Adrian is painting the outside of a cylinder tire he plans to recycle as a planter. The tire has a radius of 4 feet and a height of 3 feet. In order to understand how much paint is needed, Adrian wants to know the surface area of the outside of the tire. How many square feet is the outside of the tire? Use 3.14 for pi and round your answer to the nearest tenth.
The surface area of the outside of the tire can be calculated by adding the area of the two circular ends of the cylinder to the lateral surface area of the cylinder.
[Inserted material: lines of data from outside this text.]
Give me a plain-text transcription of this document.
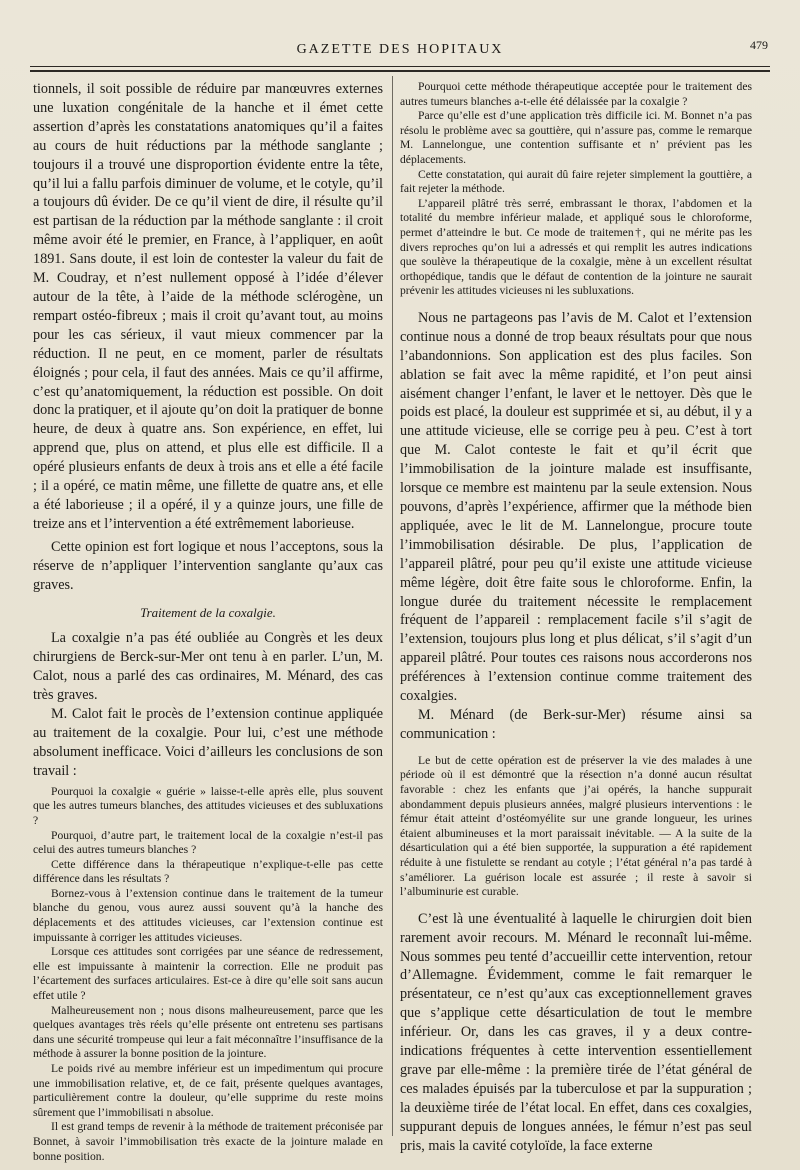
GAZETTE DES HOPITAUX	479

tionnels, il soit possible de réduire par manœuvres externes une luxation congénitale de la hanche et il émet cette assertion d’après les constatations anatomiques qu’il a faites au cours de huit réductions par la méthode sanglante ; toujours il a trouvé une disproportion évidente entre la tête, qu’il lui a fallu parfois diminuer de volume, et le cotyle, qu’il a toujours dû évider. De ce qu’il vient de dire, il résulte qu’il est partisan de la réduction par la méthode sanglante : il croit même avoir été le premier, en France, à l’appliquer, en août 1891. Sans doute, il est loin de contester la valeur du fait de M. Coudray, et n’est nullement opposé à l’idée d’élever autour de la tête, à l’aide de la méthode sclérogène, un rempart ostéo-fibreux ; mais il croit qu’avant tout, au moins pour les cas sérieux, il vaut mieux commencer par la réduction. Il ne peut, en ce moment, parler de résultats éloignés ; pour cela, il faut des années. Mais ce qu’il affirme, c’est qu’anatomiquement, la réduction est possible. On doit donc la pratiquer, et il ajoute qu’on doit la pratiquer de bonne heure, de deux à quatre ans. Son expérience, en effet, lui apprend que, plus on attend, et plus elle est difficile. Il a opéré plusieurs enfants de deux à trois ans et elle a été facile ; il a opéré, ce matin même, une fillette de quatre ans, et elle a été laborieuse ; il a opéré, il y a quinze jours, une fille de treize ans et l’intervention a été extrêmement laborieuse.

Cette opinion est fort logique et nous l’acceptons, sous la réserve de n’appliquer l’intervention sanglante qu’aux cas graves.

Traitement de la coxalgie.

La coxalgie n’a pas été oubliée au Congrès et les deux chirurgiens de Berck-sur-Mer ont tenu à en parler. L’un, M. Calot, nous a parlé des cas ordinaires, M. Ménard, des cas très graves.

M. Calot fait le procès de l’extension continue appliquée au traitement de la coxalgie. Pour lui, c’est une méthode absolument inefficace. Voici d’ailleurs les conclusions de son travail :

Pourquoi la coxalgie « guérie » laisse-t-elle après elle, plus souvent que les autres tumeurs blanches, des attitudes vicieuses et des subluxations ?

Pourquoi, d’autre part, le traitement local de la coxalgie n’est-il pas celui des autres tumeurs blanches ?

Cette différence dans la thérapeutique n’explique-t-elle pas cette différence dans les résultats ?

Bornez-vous à l’extension continue dans le traitement de la tumeur blanche du genou, vous aurez aussi souvent qu’à la hanche des déplacements et des attitudes vicieuses, car l’extension continue est impuissante à corriger les attitudes vicieuses.

Lorsque ces attitudes sont corrigées par une séance de redressement, elle est impuissante à maintenir la correction. Elle ne produit pas l’écartement des surfaces articulaires. Est-ce à dire qu’elle soit sans aucun effet utile ?

Malheureusement non ; nous disons malheureusement, parce que les quelques avantages très réels qu’elle présente ont entretenu ses partisans dans une sécurité trompeuse qui leur a fait méconnaître l’insuffisance de la méthode à assurer la bonne position de la jointure.

Le poids rivé au membre inférieur est un impedimentum qui procure une immobilisation relative, et, de ce fait, présente quelques avantages, particulièrement contre la douleur, qu’elle supprime du reste moins sûrement que l’immobilisati n absolue.

Il est grand temps de revenir à la méthode de traitement préconisée par Bonnet, à savoir l’immobilisation très exacte de la jointure malade en bonne position.

Pourquoi cette méthode thérapeutique acceptée pour le traitement des autres tumeurs blanches a-t-elle été délaissée par la coxalgie ?

Parce qu’elle est d’une application très difficile ici. M. Bonnet n’a pas résolu le problème avec sa gouttière, qui n’assure pas, comme le remarque M. Lannelongue, une contention suffisante et n’ prévient pas les déplacements.

Cette constatation, qui aurait dû faire rejeter simplement la gouttière, a fait rejeter la méthode.

L’appareil plâtré très serré, embrassant le thorax, l’abdomen et la totalité du membre inférieur malade, et appliqué sous le chloroforme, permet d’atteindre le but. Ce mode de traitemen†, qui ne mérite pas les divers reproches qu’on lui a adressés et qui remplit les autres indications que soulève la thérapeutique de la coxalgie, mène à un excellent résultat orthopédique, tandis que le défaut de contention de la jointure ne saurait prévenir les attitudes vicieuses ni les subluxations.

Nous ne partageons pas l’avis de M. Calot et l’extension continue nous a donné de trop beaux résultats pour que nous l’abandonnions. Son application est des plus faciles. Son ablation se fait avec la même rapidité, et l’on peut ainsi aisément changer l’enfant, le laver et le nettoyer. Dès que le poids est placé, la douleur est supprimée et si, au début, il y a une attitude vicieuse, elle se corrige peu à peu. C’est à tort que M. Calot conteste le fait et qu’il écrit que l’immobilisation de la jointure malade est insuffisante, lorsque ce membre est maintenu par la seule extension. Nous pouvons, d’après l’expérience, affirmer que la méthode bien appliquée, avec le lit de M. Lannelongue, procure toute l’immobilisation désirable. De plus, l’application de l’appareil plâtré, pour peu qu’il existe une attitude vicieuse même légère, doit être faite sous le chloroforme. Enfin, la longue durée du traitement nécessite le remplacement fréquent de l’appareil : remplacement facile s’il s’agit de l’extension, toujours plus long et plus délicat, s’il s’agit d’un appareil plâtré. Pour toutes ces raisons nous accorderons nos préférences à l’extension continue comme traitement des coxalgies.

M. Ménard (de Berk-sur-Mer) résume ainsi sa communication :

Le but de cette opération est de préserver la vie des malades à une période où il est démontré que la résection n’a donné aucun résultat favorable : chez les enfants que j’ai opérés, la hanche suppurait abondamment depuis plusieurs années, malgré plusieurs interventions : le fémur était atteint d’ostéomyélite sur une grande longueur, les urines étaient albumineuses et la mort paraissait inévitable. — A la suite de la désarticulation qui a été bien supportée, la suppuration a été rapidement réduite à une fistulette se rendant au cotyle ; l’état général n’a pas tardé à s’améliorer. La guérison locale est assurée ; il reste à savoir si l’albuminurie est curable.

C’est là une éventualité à laquelle le chirurgien doit bien rarement avoir recours. M. Ménard le reconnaît lui-même. Nous sommes peu tenté d’accueillir cette intervention, retour d’Allemagne. Évidemment, comme le fait remarquer le présentateur, ce n’est qu’aux cas exceptionnellement graves que s’applique cette désarticulation de tout le membre inférieur. Or, dans les cas graves, il y a deux contre-indications fréquentes à cette intervention essentiellement grave par elle-même : la première tirée de l’état général de ces malades épuisés par la tuberculose et par la suppuration ; la deuxième tirée de l’état local. En effet, dans ces coxalgies, suppurant depuis de longues années, le fémur n’est pas seul pris, mais la cavité cotyloïde, la face externe
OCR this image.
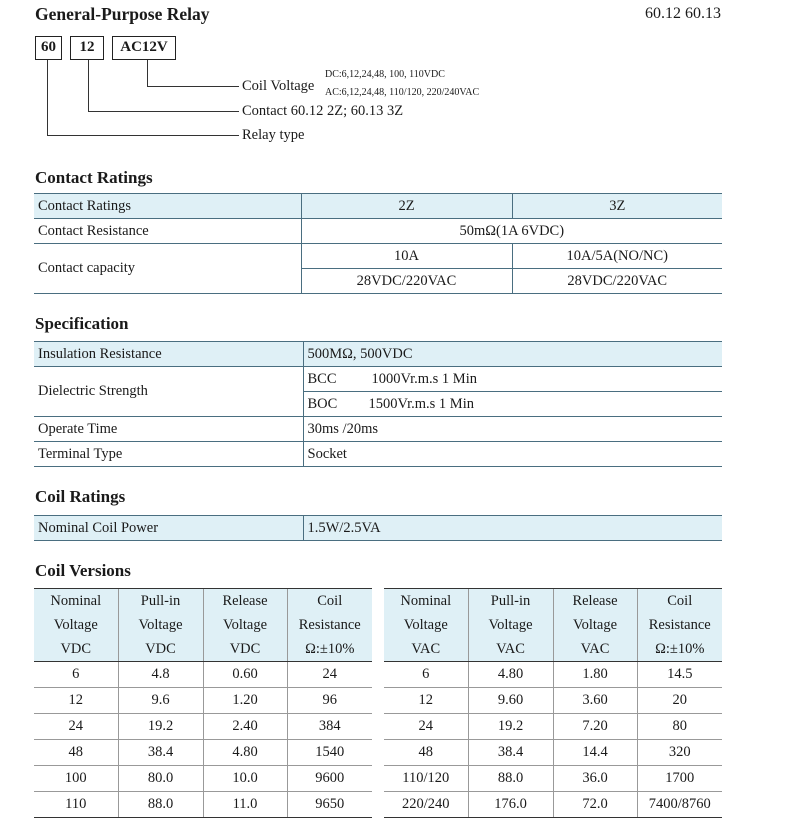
General-Purpose Relay	60.12 60.13
60	12	AC12V
Coil Voltage
DC:6,12,24,48, 100, 110VDC
AC:6,12,24,48, 110/120, 220/240VAC
Contact 60.12 2Z; 60.13 3Z
Relay type
Contact Ratings
Contact Ratings	2Z	3Z
Contact Resistance	50mΩ(1A 6VDC)	
Contact capacity	10A	10A/5A(NO/NC)
	28VDC/220VAC	28VDC/220VAC
Specification
Insulation Resistance	500MΩ, 500VDC
Dielectric Strength	BCC 1000Vr.m.s 1 Min
	BOC 1500Vr.m.s 1 Min
Operate Time	30ms /20ms
Terminal Type	Socket
Coil Ratings
Nominal Coil Power	1.5W/2.5VA
Coil Versions
Nominal	Pull-in	Release	Coil
Voltage	Voltage	Voltage	Resistance
VDC	VDC	VDC	Ω:±10%
6	4.8	0.60	24
12	9.6	1.20	96
24	19.2	2.40	384
48	38.4	4.80	1540
100	80.0	10.0	9600
110	88.0	11.0	9650
Nominal	Pull-in	Release	Coil
Voltage	Voltage	Voltage	Resistance
VAC	VAC	VAC	Ω:±10%
6	4.80	1.80	14.5
12	9.60	3.60	20
24	19.2	7.20	80
48	38.4	14.4	320
110/120	88.0	36.0	1700
220/240	176.0	72.0	7400/8760
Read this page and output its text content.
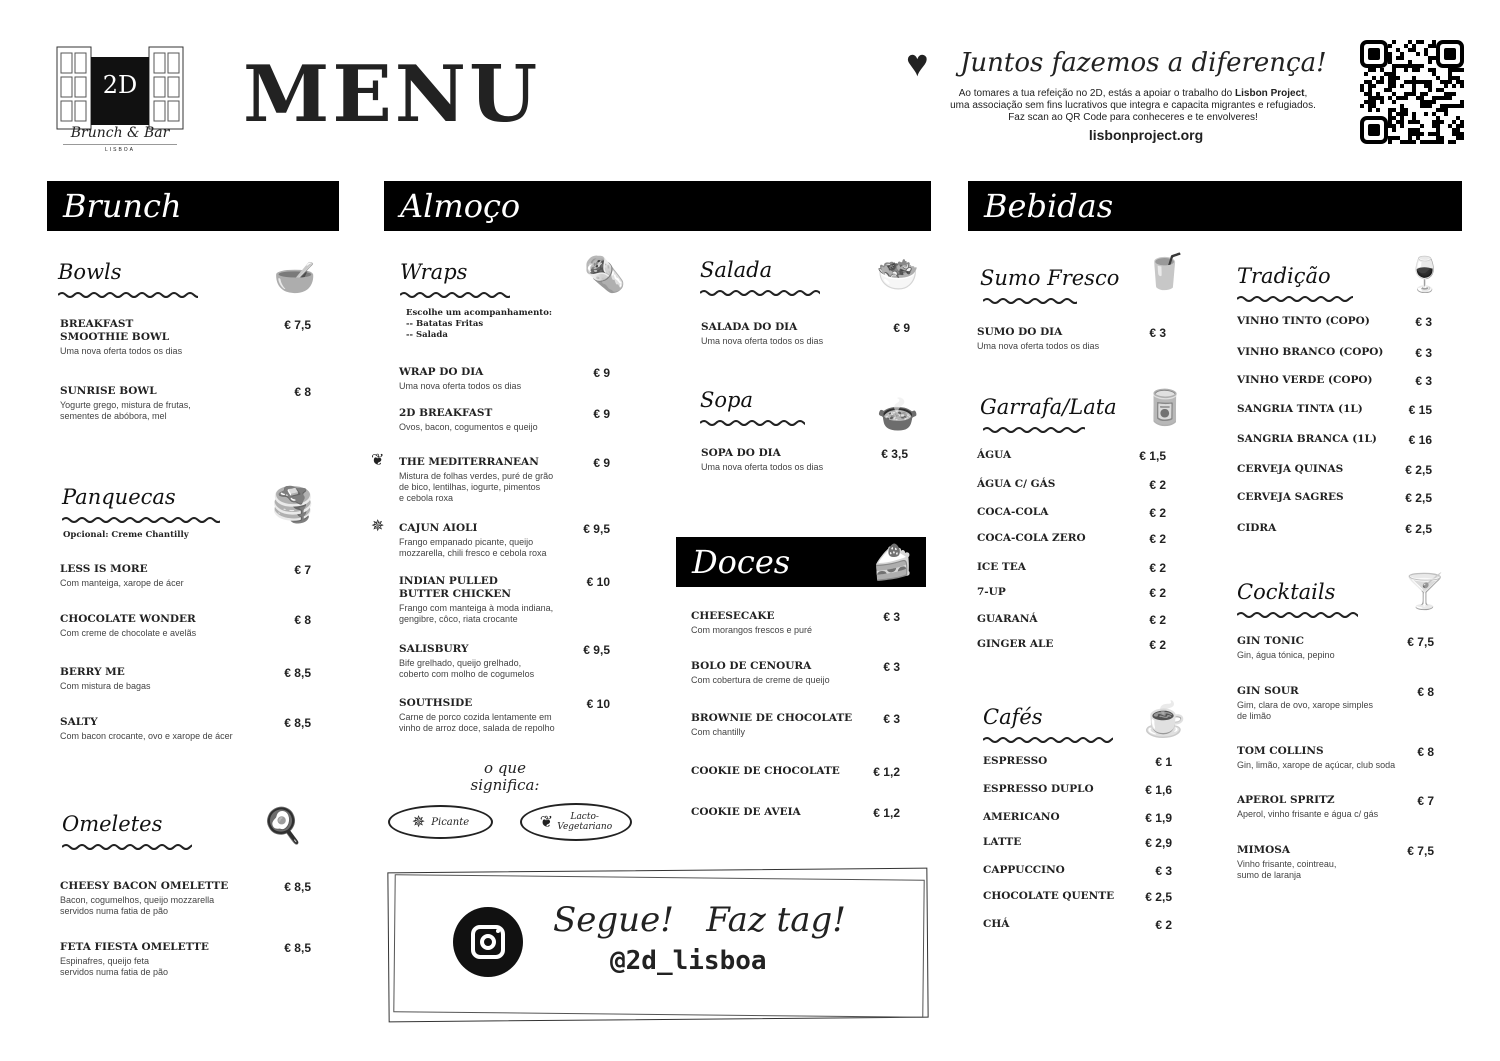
2D
Brunch & Bar
LISBOA
MENU	♥ Juntos fazemos a diferença!
Ao tomares a tua refeição no 2D, estás a apoiar o trabalho do Lisbon Project, uma associação sem fins lucrativos que integra e capacita migrantes e refugiados. Faz scan ao QR Code para conheceres e te envolveres!
lisbonproject.org
Brunch	Almoço	Bebidas
Doces
Bowls	🥣
BREAKFAST
SMOOTHIE BOWL
Uma nova oferta todos os dias
€ 7,5
SUNRISE BOWL
Yogurte grego, mistura de frutas,
sementes de abóbora, mel
€ 8
Panquecas	🥞
Opcional: Creme Chantilly
LESS IS MORE
Com manteiga, xarope de ácer
€ 7
CHOCOLATE WONDER
Com creme de chocolate e avelãs
€ 8
BERRY ME
Com mistura de bagas
€ 8,5
SALTY
Com bacon crocante, ovo e xarope de ácer
€ 8,5
Omeletes	🍳
CHEESY BACON OMELETTE
Bacon, cogumelhos, queijo mozzarella
servidos numa fatia de pão
€ 8,5
FETA FIESTA OMELETTE
Espinafres, queijo feta
servidos numa fatia de pão
€ 8,5
Wraps	🌯
Escolhe um acompanhamento:
-- Batatas Fritas
-- Salada
WRAP DO DIA
Uma nova oferta todos os dias
€ 9
2D BREAKFAST
Ovos, bacon, cogumentos e queijo
€ 9
THE MEDITERRANEAN
Mistura de folhas verdes, puré de grão
de bico, lentilhas, iogurte, pimentos
e cebola roxa
€ 9
❦
CAJUN AIOLI
Frango empanado picante, queijo
mozzarella, chili fresco e cebola roxa
€ 9,5
✵
INDIAN PULLED
BUTTER CHICKEN
Frango com manteiga à moda indiana,
gengibre, côco, riata crocante
€ 10
SALISBURY
Bife grelhado, queijo grelhado,
coberto com molho de cogumelos
€ 9,5
SOUTHSIDE
Carne de porco cozida lentamente em
vinho de arroz doce, salada de repolho
€ 10
Salada	🥗
SALADA DO DIA
Uma nova oferta todos os dias
€ 9
Sopa	🍲
SOPA DO DIA
Uma nova oferta todos os dias
€ 3,5
🍰
CHEESECAKE
Com morangos frescos e puré
€ 3
BOLO DE CENOURA
Com cobertura de creme de queijo
€ 3
BROWNIE DE CHOCOLATE
Com chantilly
€ 3
COOKIE DE CHOCOLATE	€ 1,2
COOKIE DE AVEIA	€ 1,2
Sumo Fresco 🥤
SUMO DO DIA
Uma nova oferta todos os dias
€ 3
Garrafa/Lata 🥫
ÁGUA	€ 1,5
ÁGUA C/ GÁS	€ 2
COCA-COLA	€ 2
COCA-COLA ZERO	€ 2
ICE TEA	€ 2
7-UP	€ 2
GUARANÁ	€ 2
GINGER ALE	€ 2
Cafés	☕
ESPRESSO	€ 1
ESPRESSO DUPLO	€ 1,6
AMERICANO	€ 1,9
LATTE	€ 2,9
CAPPUCCINO	€ 3
CHOCOLATE QUENTE	€ 2,5
CHÁ	€ 2
Tradição 🍷
VINHO TINTO (COPO)	€ 3
VINHO BRANCO (COPO)	€ 3
VINHO VERDE (COPO)	€ 3
SANGRIA TINTA (1L)	€ 15
SANGRIA BRANCA (1L)	€ 16
CERVEJA QUINAS	€ 2,5
CERVEJA SAGRES	€ 2,5
CIDRA	€ 2,5
Cocktails 🍸
GIN TONIC
Gin, água tónica, pepino
€ 7,5
GIN SOUR
Gim, clara de ovo, xarope simples
de limão
€ 8
TOM COLLINS
Gin, limão, xarope de açúcar, club soda
€ 8
APEROL SPRITZ
Aperol, vinho frisante e água c/ gás
€ 7
MIMOSA
Vinho frisante, cointreau,
sumo de laranja
€ 7,5
o que significa:
✵ Picante	❦	Lacto-Vegetariano
Segue!   Faz tag!
@2d_lisboa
The area of each circular end of the tire can be found using the formula for the area of a circle: A = πr^2, where A is the area and r is the radius.
Area of one circular end = π(4^2) = 16π square feet.
The lateral surface area of the cylinder can be found using the formula: A = 2πrh, where A is the surface area, r is the radius of the base, and h is the height.
Lateral surface area of the cylinder = 2π(4)(3) = 24π square feet.
Thus, the total surface area of the outside of the tire is:
16π + 24π = 40π square feet.
Using the approximation of π = 3.14, the surface area is approximately:
40π ≈ 40(3.14) ≈ 125.6 square feet.
Rounding to the nearest tenth, the outside surface area of the tire is approximately 125.6 square feet. Answer: \boxed{125.6}.